When the IPL began, a lot of people including players and their agents, did not really know what to think. The sums offered for six weeks of "work", or 14 games of Twenty20 cricket, were mind-boggling, worth many times the national contracts that even senior players had signed with their boards.
In those days of conspicuous consumption, wads of dollar bills were just thrown at players, even those patently ill-suited to the format. A senior South African journalist has a great yarn about the day of the first IPL auction. He was working when his phone rang. The voice on the line belonged to Jacques Kallis's agent. "Guess where I am?" he said. "I'm on a yacht in Cape Town harbour. Jacques just sold for US$900,000 [Dh3.3 million]."
Eyebrows were raised when the Royal Challengers Bangalore spent that kind of money in a player not really renowned for his dynamism in the limited-overs arena. By the season's end, Kallis was being mentioned as one of the worst buys of the IPL, an example of the money-for-nothing attitude that some players had brought with them to India. His numbers were dismal - 199 runs in 11 games, and a strike-rate of just 108.74. The four wickets he took counted for little, with the opposition taking him for more than nine an over. With two years of a three-year deal left to run, it was clear that remedial measures were needed. Otherwise, the greatest all-rounder that the game has seen since Garfield Sobers was destined to be benched.
Kallis's woes in India also vindicated the selection panel that had left him out in the cold before the first World Twenty20 on home soil. Looking back, Kallis says that it was rejection's cold touch that prompted him to re-tool his game. "Two years ago, I was criticised and told that I couldn't play Twenty20," he says. "I went back and worked on my game. It's something I pride myself on." One of the catalysts for change was Duncan Fletcher, the architect of England's 2005 Ashes victory and a fellow Cape Town resident. "I've been working on my game for a year or two with him," says Kallis. "I wanted success in the T20 format. There have been one or two technical changes I've made but the key thing has been the mental adjustment. T20 is a format in which the risks and rewards are much higher. Thinking differently has freed me up to play more shots."

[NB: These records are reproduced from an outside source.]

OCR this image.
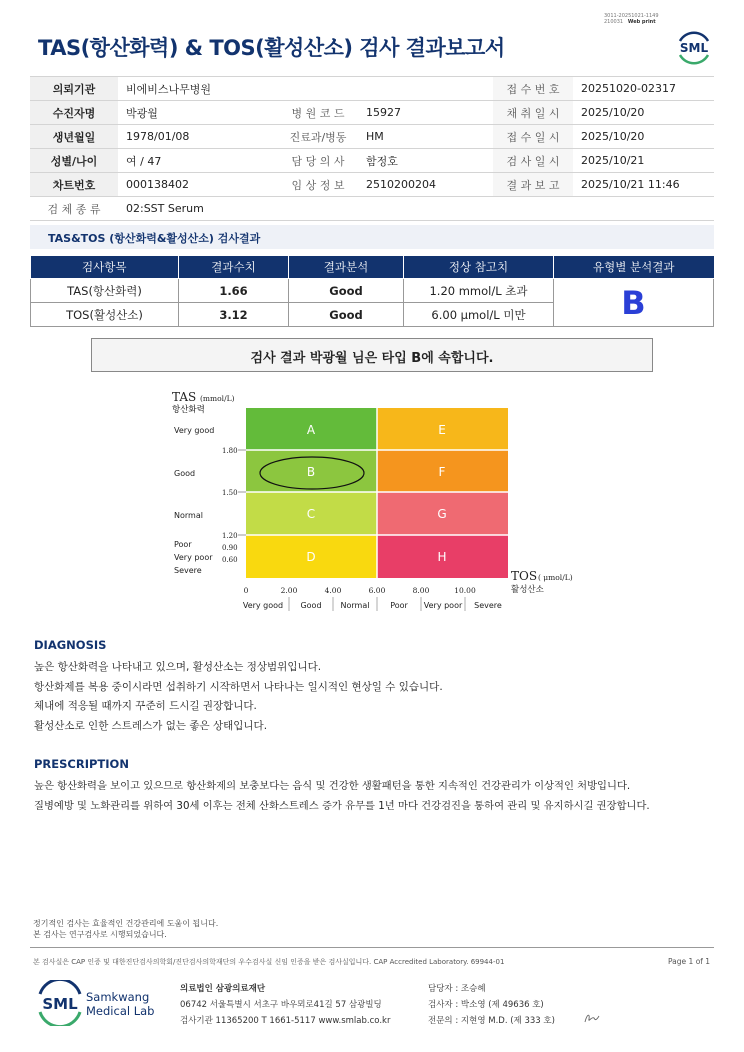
TAS(항산화력) & TOS(활성산소) 검사 결과보고서
3011-20251021-1149
210031 Web print
SML
의뢰기관	비에비스나무병원			접 수 번 호	20251020-02317
수진자명	박광월	병 원 코 드	15927	채 취 일 시	2025/10/20
생년월일	1978/01/08	진료과/병동	HM	접 수 일 시	2025/10/20
성별/나이	여 / 47	담 당 의 사	함정호	검 사 일 시	2025/10/21
차트번호	000138402	임 상 정 보	2510200204	결 과 보 고	2025/10/21 11:46
검 체 종 류	02:SST Serum				
TAS&TOS (항산화력&활성산소) 검사결과
검사항목	결과수치	결과분석	정상 참고치	유형별 분석결과
TAS(항산화력)	1.66	Good	1.20 mmol/L 초과	B
TOS(활성산소)	3.12	Good	6.00 μmol/L 미만	
검사 결과 박광월 님은 타입 B에 속합니다.
TAS (mmol/L)
항산화력
A	E
B	F
C	G
D	H
Very good
Good
Normal
Poor
Very poor
Severe
1.80
1.50
1.20
0.90
0.60
0	2.00	4.00	6.00	8.00	10.00
Very good Good Normal	Poor Very poor Severe
TOS ( μmol/L)
활성산소
DIAGNOSIS
높은 항산화력을 나타내고 있으며, 활성산소는 정상범위입니다.
항산화제를 복용 중이시라면 섭취하기 시작하면서 나타나는 일시적인 현상일 수 있습니다.
체내에 적응될 때까지 꾸준히 드시길 권장합니다.
활성산소로 인한 스트레스가 없는 좋은 상태입니다.
PRESCRIPTION
높은 항산화력을 보이고 있으므로 항산화제의 보충보다는 음식 및 건강한 생활패턴을 통한 지속적인 건강관리가 이상적인 처방입니다.
질병예방 및 노화관리를 위하여 30세 이후는 전체 산화스트레스 증가 유무를 1년 마다 건강검진을 통하여 관리 및 유지하시길 권장합니다.
정기적인 검사는 효율적인 건강관리에 도움이 됩니다.
본 검사는 연구검사로 시행되었습니다.
본 검사실은 CAP 인증 및 대한진단검사의학회/진단검사의학재단의 우수검사실 신임 인증을 받은 검사실입니다. CAP Accredited Laboratory. 69944-01	Page 1 of 1
SML Samkwang
Medical Lab
의료법인 삼광의료재단
06742 서울특별시 서초구 바우뫼로41길 57 삼광빌딩
검사기관 11365200 T 1661-5117 www.smlab.co.kr
담당자 : 조승혜
검사자 : 박소영 (제 49636 호)
전문의 : 지현영 M.D. (제 333 호)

The benefits were apparent when the IPL shifted to South Africa last May. After a disastrous start under Kevin Pietersen's captaincy, Bangalore had hit rock-bottom by the time Anil Kumble took over. Rahul Dravid had returned to India for the birth of his second son. Kallis, as the team's remaining senior batsman, needed to step up. He did, with 361 runs in 15 games, though the strike-rate (108.73) was again nothing to shout about. He contributed six wickets too as the Royal Challengers went on a winning streak that took them all the way to a final that they lost by just six runs to the Deccan Chargers.
Part of the credit for the revival has to go to Kumble, whose performances on the field even after retirement from the international game demanded respect from his teammates, and to Ray Jennings, whose no-nonsense approach mirrored that of his captain. During his days as South Africa's coach, Jennings had clashed with several senior players and the Royal Challengers soon knew that no one would be given a free ride.
By the time Amit Mishra bowled him out for 27 last night, Kallis had scored 310 runs for the season being dismissed just twice. The strike-rate has been jazzed up (128.09) and he already has four wickets, including a spell that helped expose Yusuf Pathan's discomfort against the short ball. As he goes about justifying that lofty price tag at the age of 35, the former Wynberg Boys' star appears intent on proving that it is not necessarily a young man's game. With an auction scheduled for early next year, it should be plain sailing again for his agent.